Dengan adanya perubahan zaman, menurutnya, perlu secepatnya ada jawaban dengan pembaruan regulasi agar masyarakat pada umumnya dan gerakan koperasi pada khususnya memiliki daya dukung regulasi yang baik.

Tujuh perubahan utama RUU Perkoperasian

Zabadi mengatakan setidaknya ada beberapa hal utama yang menjadi perhatian pemerintah dalam perubahan UU ini.

Pertama, terkait peneguhan identitas koperasi dengan mengadaptasi jati diri koperasi dari International Cooperative Alliance (1995) yang dipadukan dengan karakter dan semangat keindonesiaan, antara lain dalam bentuk azas kekeluargaan dan gotong royong.

Kedua, modernisasi kelembagaan koperasi dengan adanya pembaruan pada ketentuan keanggotaan, perangkat organisasi, modal, serta usaha.

“Tidak ketinggalan adopsi dan rekognisi pada model yang sudah berkembang di kalangan masyarakat seperti koperasi syariah, koperasi multipihak, apex koperasi, pola tanggung renteng, dan lain-lain,” katanya.

Ketiga, peningkatan standar tata kelola yang baik untuk mendorong koperasi-koperasi di Indonesia memiliki standar tersebut. Dengan demikian, watak koperasi sebagai perusahaan yang dimiliki bersama dapat benar-benar dikendalikan secara demokratis oleh anggotanya.

Keempat, perluasan lapangan usaha koperasi, dengan menghapus penjenisan koperasi (sebagaimana putusan Mahkamah Konstitusi pada 2013).
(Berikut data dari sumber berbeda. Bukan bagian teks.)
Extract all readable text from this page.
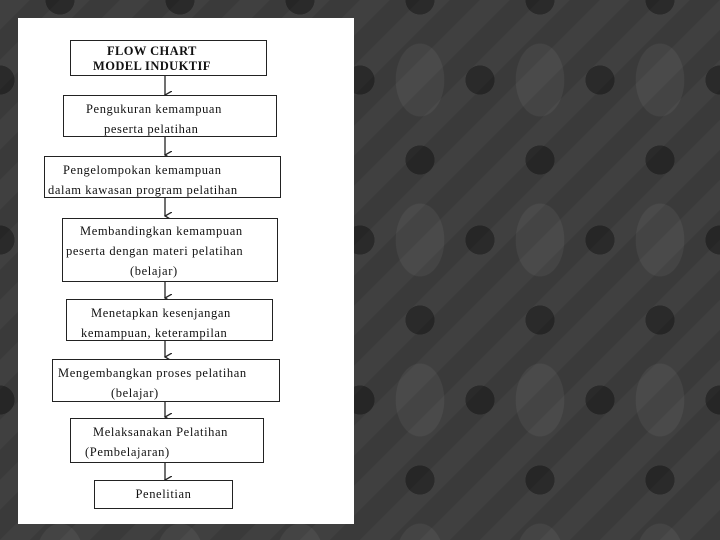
FLOW CHART
MODEL INDUKTIF
Pengukuran kemampuan
peserta pelatihan
Pengelompokan kemampuan
dalam kawasan program pelatihan
Membandingkan kemampuan
peserta dengan materi pelatihan
(belajar)
Menetapkan kesenjangan
kemampuan, keterampilan
Mengembangkan proses pelatihan
(belajar)
Melaksanakan Pelatihan
(Pembelajaran)
Penelitian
Ke depan koperasi dapat menjalankan usaha pada sektor apa pun sebagaimana tersedia dalam Klasifikasi Baku Lapangan Usaha Indonesia (KBLI), yang sedikitnya ada 1790 pilihan.

Kelima, pengarusutamaan koperasi sektor riil. Affirmative action ini dilakukan agar koperasi sektor riil dapat menjadi tulang punggung ekonomi masyarakat.

“Berbagai dukungan, insentif, fasilitasi telah diatur dalam UU ini. Ke depan koperasi sektor riil harus menjadi arus utama kelembagaan ekonomi rakyat untuk mewujudkan ekonomi yang berkeadilan di tengah masyarakat Indonesia,” ujarnya.

Lalu keenam, peningkatan pelindungan kepada anggota dan/atau masyarakat. Hal ini dilakukan dengan mengusulkan pendirian dua lembaga. Lembaga Pengawas Simpan Pinjam Koperasi dan Lembaga Penjamin Simpanan Anggota Koperasi.

Terakhir, peningkatan kepastian hukum melalui pengaturan ketentuan sanksi administratif dan pidana. Tujuannya untuk memberikan kepastian hukum dan perlindungan bagi anggota, koperasi, dan masyarakat, yang diharapkan dapat mengurangi potensi penyalahgunaan badan hukum koperasi.

“Adanya sanksi pidana ini diharapkan dapat membuat jera orang/pihak-pihak yang memanfaatkan koperasi untuk kepentingan dirinya semata, seperti praktik ternak uang atau rentenir,” kata Zabadi.